The challenge is to move from an institutional model that is built around an increasingly isolated ‘fortress of knowledge’ towards new models of partnership ‘across borders, languages, and economic realities’, connecting institutions in high-capacity regions with those in regions ‘facing explosive demand’.

This would mean universities in the North paying less attention to ‘optimising for prestige within shrinking or ageing systems’, and more on preparing to meet the needs of students who will be embarking on their higher education journey in 15+ years’ time, including those located in countries where demand is growing.

This requires both imagination and long-term thinking (beyond the term of office of current leadership teams).

Digital as ‘the environment’

Khafagy notes that ‘digital is no longer a "feature," it's the environment. We must meet the 7.6 million Nigerians and 23 million Indians where they live, not just where we have buildings.’

The University of London has been widening global access for over 150 years. Other UK institutions are now venturing more seriously into this territory. The University of Manchester’s bold new 2035 strategy envisages a ‘fully digital campus… without borders’. The plan is for half of its students to be studying online in the next 10 years (20% online only and 30% hybrid). This will require the university to ‘increase its digital and global presence, as well as its flexible learning opportunities’, benefiting both local and global students. The University of East London treats its world-wide network of partners as its ‘Global Campus’.  

At some institutions, the remote delivery models adopted during the pandemic seemed to fade away immediately afterwards, when there was a rebound to campus-based learning. However, in the face of declining on-campus enrolments, many more are now embracing global online delivery and other forms of transnational education as part of their strategies.  

What does this mean for the next wave of strategies?

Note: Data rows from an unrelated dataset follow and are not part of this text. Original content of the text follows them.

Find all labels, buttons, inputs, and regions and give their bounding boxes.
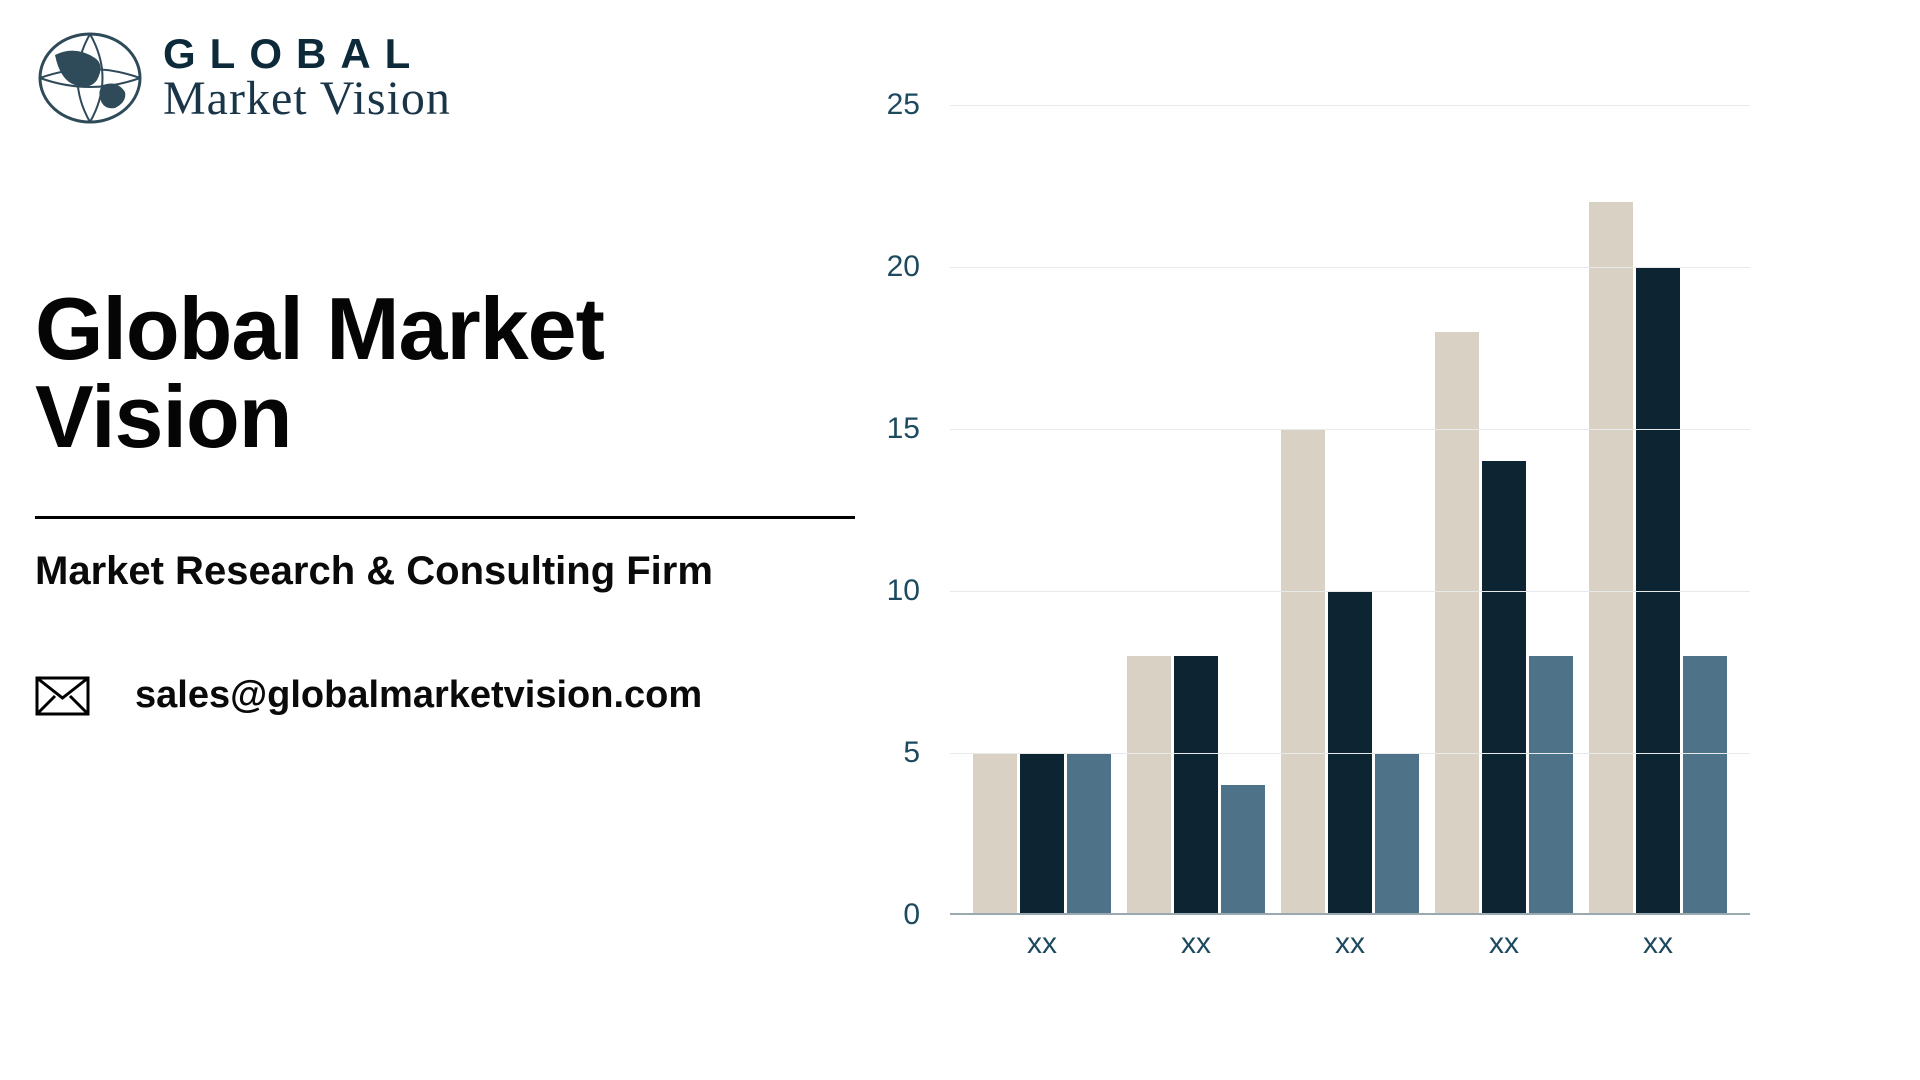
y-tick-label: 10 <box>865 574 920 608</box>
bar-group <box>973 753 1111 915</box>
title-divider <box>35 516 855 519</box>
y-tick-label: 0 <box>865 898 920 932</box>
y-tick-label: 5 <box>865 736 920 770</box>
bar-group <box>1589 202 1727 915</box>
y-tick-label: 15 <box>865 412 920 446</box>
bar <box>973 753 1017 915</box>
x-axis-labels: xxxxxxxxxx <box>950 915 1750 961</box>
chart-gridline <box>950 105 1750 106</box>
chart-plot-area: xxxxxxxxxx 0510152025 <box>950 105 1750 915</box>
bar <box>1020 753 1064 915</box>
x-tick-label: xx <box>1280 927 1420 961</box>
company-logo: GLOBAL Market Vision <box>35 30 855 125</box>
bar <box>1683 656 1727 915</box>
chart-gridline <box>950 267 1750 268</box>
bar <box>1435 332 1479 915</box>
bar-group <box>1435 332 1573 915</box>
bar <box>1067 753 1111 915</box>
contact-email: sales@globalmarketvision.com <box>135 674 702 717</box>
bar <box>1589 202 1633 915</box>
chart-bars <box>950 105 1750 915</box>
x-tick-label: xx <box>1434 927 1574 961</box>
logo-line2: Market Vision <box>163 75 451 123</box>
y-tick-label: 20 <box>865 250 920 284</box>
left-panel: GLOBAL Market Vision Global Market Visio… <box>35 30 855 717</box>
logo-line1: GLOBAL <box>163 33 451 75</box>
chart-gridline <box>950 753 1750 754</box>
x-tick-label: xx <box>972 927 1112 961</box>
bar <box>1127 656 1171 915</box>
chart-gridline <box>950 591 1750 592</box>
chart-gridline <box>950 429 1750 430</box>
bar <box>1482 461 1526 915</box>
bar-group <box>1281 429 1419 915</box>
globe-icon <box>35 30 145 125</box>
bar <box>1529 656 1573 915</box>
page-subtitle: Market Research & Consulting Firm <box>35 549 855 594</box>
bar <box>1281 429 1325 915</box>
contact-row: sales@globalmarketvision.com <box>35 674 855 717</box>
bar-group <box>1127 656 1265 915</box>
x-tick-label: xx <box>1126 927 1266 961</box>
x-tick-label: xx <box>1588 927 1728 961</box>
bar <box>1174 656 1218 915</box>
bar-chart: xxxxxxxxxx 0510152025 <box>880 95 1770 985</box>
mail-icon <box>35 676 90 716</box>
bar <box>1221 785 1265 915</box>
logo-text: GLOBAL Market Vision <box>163 33 451 123</box>
page-title: Global Market Vision <box>35 285 855 461</box>
y-tick-label: 25 <box>865 88 920 122</box>
bar <box>1375 753 1419 915</box>
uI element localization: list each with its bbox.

When I’m working with a university on developing its global engagement strategy, I always ask leaders about their ambitions for the institution’s future size and shape (i.e. the composition and profile of the student body in 10 years’ time).

10 years ago, even five, I’d often get blank looks or vague responses. Things have improved recently, as data-driven decision making is becoming embedded. However, some universities that describe themselves as global institutions still lump all categories of international student together in their planning or treat off-campus students as a ‘nice-to-have’ bonus.

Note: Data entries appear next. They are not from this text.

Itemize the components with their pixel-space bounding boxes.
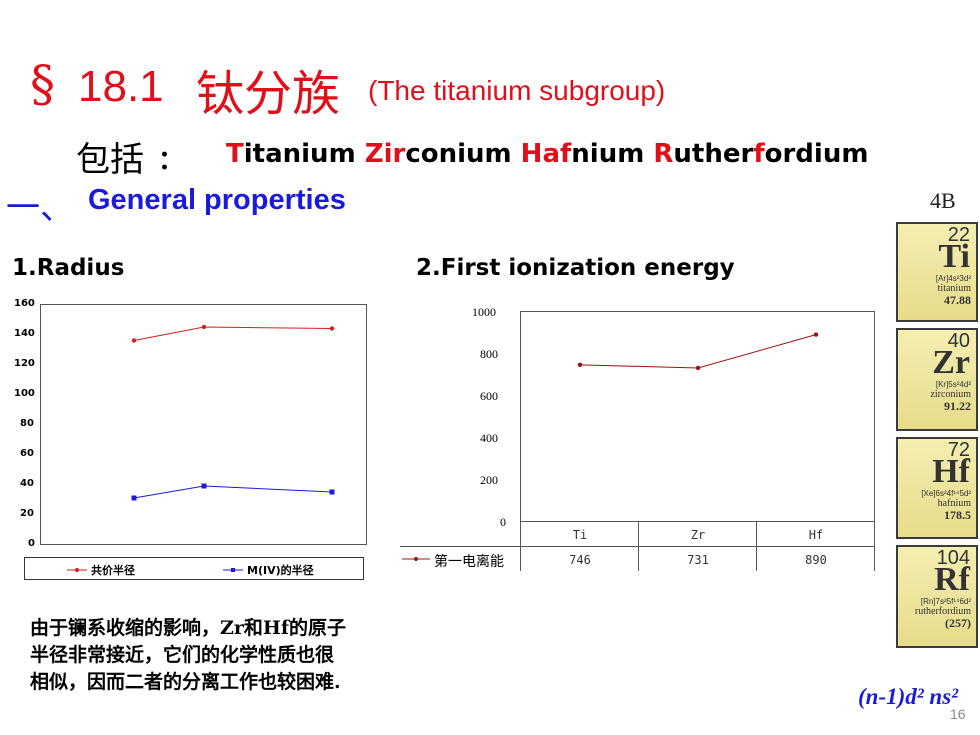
title-section-symbol: §: [30, 55, 55, 113]
element-symbol: Hf: [932, 453, 970, 490]
electron-config: [Xe]6s²4f¹⁴5d²: [921, 489, 971, 498]
electron-config: [Ar]4s²3d²: [935, 274, 971, 283]
element-name: rutherfordium: [914, 606, 971, 617]
valence-electron-config: (n-1)d² ns²: [858, 684, 959, 709]
note-line-1: 由于镧系收缩的影响，Zr和Hf的原子: [30, 617, 347, 639]
radius-point-ion-Zr: [201, 483, 207, 489]
ion-category-label: Zr: [691, 528, 705, 542]
title-chinese: 钛分族: [196, 66, 341, 122]
element-cell-rf: 104 Rf [Rn]7s²5f¹⁴6d² rutherfordium (257…: [896, 545, 978, 648]
ion-ytick-1000: 1000: [472, 305, 496, 319]
radius-ytick-140: 140: [14, 328, 35, 339]
radius-plot-area: [40, 304, 367, 545]
element-name: titanium: [937, 283, 971, 294]
radius-point-covalent-Ti: [131, 338, 137, 343]
ion-ytick-200: 200: [480, 473, 498, 487]
radius-point-ion-Ti: [131, 495, 137, 501]
lanthanide-contraction-note: 由于镧系收缩的影响，Zr和Hf的原子 半径非常接近，它们的化学性质也很 相似，因…: [30, 615, 450, 696]
electron-config: [Rn]7s²5f¹⁴6d²: [920, 597, 971, 606]
ion-plot-area: [520, 311, 875, 522]
radius-ytick-160: 160: [14, 298, 35, 309]
element-symbol: Rf: [934, 561, 970, 598]
element-name-hafnium: Hafnium: [520, 139, 654, 169]
element-name-rutherfordium: Rutherfordium: [653, 139, 869, 169]
atomic-mass: 178.5: [944, 508, 971, 522]
element-names-line: Titanium Zirconium Hafnium Rutherfordium: [226, 139, 868, 169]
section-number: 一、: [6, 188, 74, 228]
title-number: 18.1: [78, 62, 164, 111]
radius-chart: [40, 304, 367, 545]
element-symbol: Ti: [938, 238, 970, 275]
page-number: 16: [950, 706, 966, 722]
includes-colon: ：: [158, 146, 185, 176]
ion-table-value: 746: [569, 553, 591, 567]
radius-point-covalent-Hf: [329, 326, 335, 331]
atomic-mass: 47.88: [944, 293, 971, 307]
legend-red-marker-icon: [67, 568, 87, 572]
includes-label: 包括: [76, 140, 144, 180]
note-line-2: 半径非常接近，它们的化学性质也很: [30, 644, 335, 666]
electron-config: [Kr]5s²4d²: [935, 380, 971, 389]
radius-chart-title: 1.Radius: [12, 255, 125, 281]
radius-ytick-20: 20: [20, 508, 34, 519]
ion-category-label: Ti: [573, 528, 587, 542]
radius-legend: 共价半径 M(IV)的半径: [24, 557, 364, 580]
ionization-chart-title: 2.First ionization energy: [416, 255, 735, 281]
atomic-number: 40: [947, 330, 970, 352]
ion-point-Zr: [695, 365, 701, 371]
radius-ytick-120: 120: [14, 358, 35, 369]
element-name-titanium: Titanium: [226, 139, 365, 169]
legend-covalent-radius: 共价半径: [67, 562, 135, 578]
ion-ytick-400: 400: [480, 431, 498, 445]
radius-ytick-0: 0: [28, 538, 35, 549]
legend-blue-marker-icon: [223, 568, 243, 572]
element-symbol: Zr: [932, 344, 970, 381]
radius-ytick-80: 80: [20, 418, 34, 429]
radius-ytick-60: 60: [20, 448, 34, 459]
ion-ytick-800: 800: [480, 347, 498, 361]
ionization-chart: Ti 746 Zr 731 Hf 890: [400, 311, 875, 571]
section-heading: General properties: [88, 184, 346, 216]
atomic-mass: 91.22: [944, 399, 971, 413]
radius-ytick-40: 40: [20, 478, 34, 489]
atomic-number: 72: [947, 439, 970, 461]
ion-legend-label: 第一电离能: [434, 554, 504, 570]
element-name: hafnium: [937, 498, 971, 509]
ion-table-value: 890: [805, 553, 827, 567]
atomic-number: 104: [936, 547, 970, 569]
radius-point-covalent-Zr: [201, 324, 207, 330]
element-name-zirconium: Zirconium: [364, 139, 521, 169]
radius-point-ion-Hf: [329, 489, 335, 495]
ion-point-Hf: [813, 332, 819, 337]
element-cell-zr: 40 Zr [Kr]5s²4d² zirconium 91.22: [896, 328, 978, 431]
element-cell-ti: 22 Ti [Ar]4s²3d² titanium 47.88: [896, 222, 978, 322]
atomic-mass: (257): [945, 616, 971, 630]
ion-ytick-0: 0: [500, 515, 506, 529]
element-cell-hf: 72 Hf [Xe]6s²4f¹⁴5d² hafnium 178.5: [896, 437, 978, 539]
ion-point-Ti: [577, 362, 583, 368]
ion-category-label: Hf: [809, 528, 823, 542]
element-name: zirconium: [930, 389, 971, 400]
group-label: 4B: [930, 188, 956, 213]
ion-table-value: 731: [687, 553, 709, 567]
title-english: (The titanium subgroup): [368, 75, 666, 106]
ion-legend-marker-icon: [414, 557, 418, 561]
legend-ion-radius: M(IV)的半径: [223, 562, 314, 578]
radius-ytick-100: 100: [14, 388, 35, 399]
ion-ytick-600: 600: [480, 389, 498, 403]
atomic-number: 22: [947, 224, 970, 246]
note-line-3: 相似，因而二者的分离工作也较困难.: [30, 671, 341, 693]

Surely, given the global demographic shifts that are well underway, any university that badges itself as ‘global’ should be paying far more attention to what these mean. Not just in the ‘shuffling the deckchairs’ sense of changes in the profile of on-campus students, but in a much more fundamental sense of (as Khafagy puts it) a roadmap for survival.

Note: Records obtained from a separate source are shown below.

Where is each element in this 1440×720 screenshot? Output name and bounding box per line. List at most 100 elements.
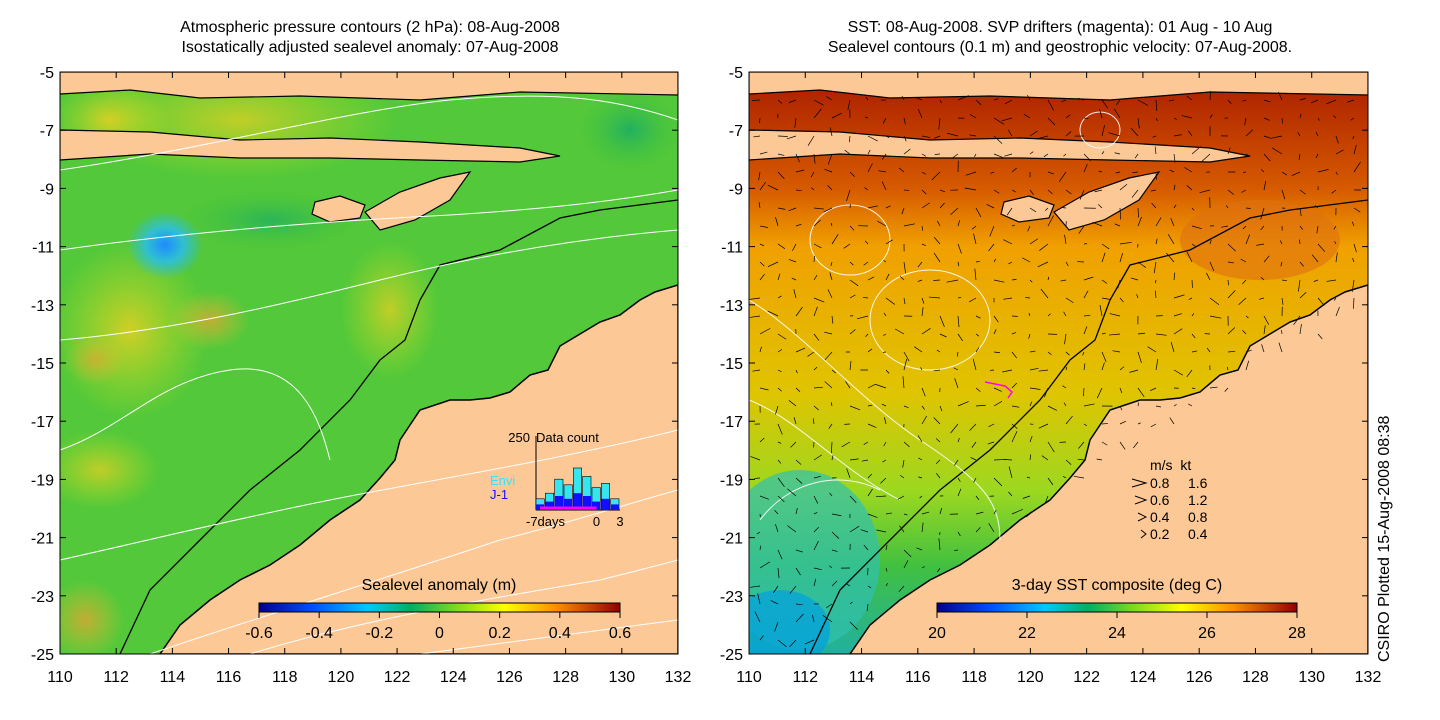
velocity-arrow: [1117, 279, 1121, 289]
velocity-arrow: [1154, 146, 1157, 155]
y-tick-label: -23: [31, 589, 54, 606]
velocity-arrow: [1101, 151, 1105, 155]
velocity-arrow: [759, 545, 762, 551]
velocity-arrow: [1149, 387, 1157, 391]
velocity-arrow: [1166, 252, 1175, 263]
velocity-arrow: [1078, 441, 1085, 449]
velocity-arrow: [1335, 149, 1344, 155]
velocity-arrow: [885, 369, 890, 374]
velocity-arrow: [813, 512, 818, 515]
velocity-arrow: [1038, 423, 1049, 429]
velocity-arrow: [828, 423, 833, 429]
velocity-arrow: [885, 135, 890, 139]
velocity-arrow: [841, 441, 851, 448]
velocity-arrow: [812, 614, 815, 623]
velocity-arrow: [1299, 324, 1302, 335]
x-tick-label: 116: [905, 669, 931, 686]
velocity-arrow: [975, 99, 982, 106]
velocity-arrow: [1047, 441, 1055, 453]
velocity-arrow: [1263, 117, 1270, 121]
velocity-arrow: [1184, 167, 1193, 173]
x-tick-label: 128: [1242, 669, 1269, 686]
velocity-arrow: [1281, 279, 1287, 282]
velocity-arrow: [1147, 346, 1157, 353]
velocity-arrow: [777, 99, 783, 104]
velocity-arrow: [795, 613, 804, 623]
velocity-arrow: [921, 297, 925, 304]
velocity-arrow: [1011, 351, 1018, 359]
velocity-arrow: [1036, 135, 1049, 140]
velocity-arrow: [883, 260, 887, 263]
sla-blob: [60, 580, 125, 654]
velocity-arrow: [918, 476, 923, 479]
velocity-key-arrow: [1134, 495, 1148, 505]
velocity-arrow: [898, 167, 905, 173]
velocity-arrow: [777, 549, 783, 560]
velocity-arrow: [1155, 99, 1158, 111]
velocity-arrow: [950, 423, 959, 434]
velocity-arrow: [993, 117, 1005, 125]
velocity-arrow: [831, 315, 834, 324]
y-tick-label: -19: [720, 472, 743, 489]
velocity-arrow: [789, 639, 797, 648]
velocity-arrow: [1191, 207, 1195, 211]
velocity-arrow: [759, 387, 769, 391]
velocity-arrow: [1333, 297, 1337, 301]
velocity-arrow: [1242, 99, 1247, 102]
y-tick-label: -11: [721, 240, 743, 257]
x-tick-label: 116: [216, 669, 242, 686]
velocity-arrow: [1155, 405, 1161, 408]
velocity-arrow: [829, 492, 833, 497]
velocity-arrow: [849, 225, 855, 231]
velocity-key-kt: 1.2: [1188, 492, 1208, 508]
velocity-arrow: [1270, 135, 1283, 139]
velocity-arrow: [1038, 369, 1049, 372]
velocity-arrow: [795, 507, 798, 515]
velocity-key-kt: 0.4: [1188, 526, 1208, 542]
velocity-arrow: [878, 170, 887, 173]
velocity-arrow: [1331, 189, 1337, 194]
velocity-arrow: [938, 117, 941, 130]
velocity-arrow: [1029, 151, 1034, 155]
velocity-arrow: [777, 387, 782, 392]
velocity-arrow: [1188, 297, 1193, 300]
velocity-arrow: [1263, 135, 1271, 139]
velocity-arrow: [775, 524, 779, 533]
velocity-arrow: [864, 116, 869, 119]
sst-cool-patch: [749, 590, 830, 654]
velocity-arrow: [1155, 333, 1167, 336]
velocity-arrow: [831, 531, 840, 539]
velocity-arrow: [759, 561, 770, 569]
velocity-arrow: [885, 297, 895, 305]
velocity-arrow: [1029, 454, 1032, 461]
velocity-arrow: [795, 153, 800, 163]
velocity-arrow: [921, 225, 923, 231]
velocity-arrow: [795, 223, 802, 227]
velocity-arrow: [1263, 153, 1271, 162]
y-tick-label: -7: [40, 123, 54, 140]
velocity-arrow: [1227, 279, 1229, 286]
left-land-island: [60, 129, 561, 163]
velocity-arrow: [917, 435, 923, 443]
velocity-arrow: [939, 202, 945, 209]
velocity-arrow: [1101, 441, 1108, 446]
velocity-arrow: [917, 279, 923, 282]
left-colorbar: [258, 602, 621, 613]
velocity-arrow: [901, 95, 905, 101]
velocity-arrow: [1170, 218, 1175, 227]
x-tick-label: 132: [665, 669, 692, 686]
velocity-arrow: [935, 459, 941, 464]
velocity-arrow: [1099, 304, 1103, 317]
velocity-arrow: [1083, 117, 1089, 120]
velocity-arrow: [1029, 279, 1033, 283]
velocity-arrow: [1298, 279, 1301, 292]
velocity-arrow: [1351, 279, 1355, 292]
velocity-arrow: [1079, 189, 1085, 200]
velocity-arrow: [1077, 458, 1085, 461]
velocity-arrow: [1098, 170, 1103, 173]
velocity-arrow: [813, 540, 819, 551]
velocity-arrow: [775, 217, 779, 227]
velocity-arrow: [1136, 294, 1139, 299]
velocity-arrow: [777, 243, 786, 249]
velocity-arrow: [1137, 387, 1145, 398]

Strategically, it seems like a no-brainer for a globally engaged university to collaborate with partners in carefully selected countries to expand and enhance educational opportunities in those locations where the vast majority of the world’s future students actually live.

As Khafagy concludes in his original blog post:

‘The future of the university will not be decided only by who publishes more papers or adopts AI faster. It will be decided by who shows up where humanity is growing.’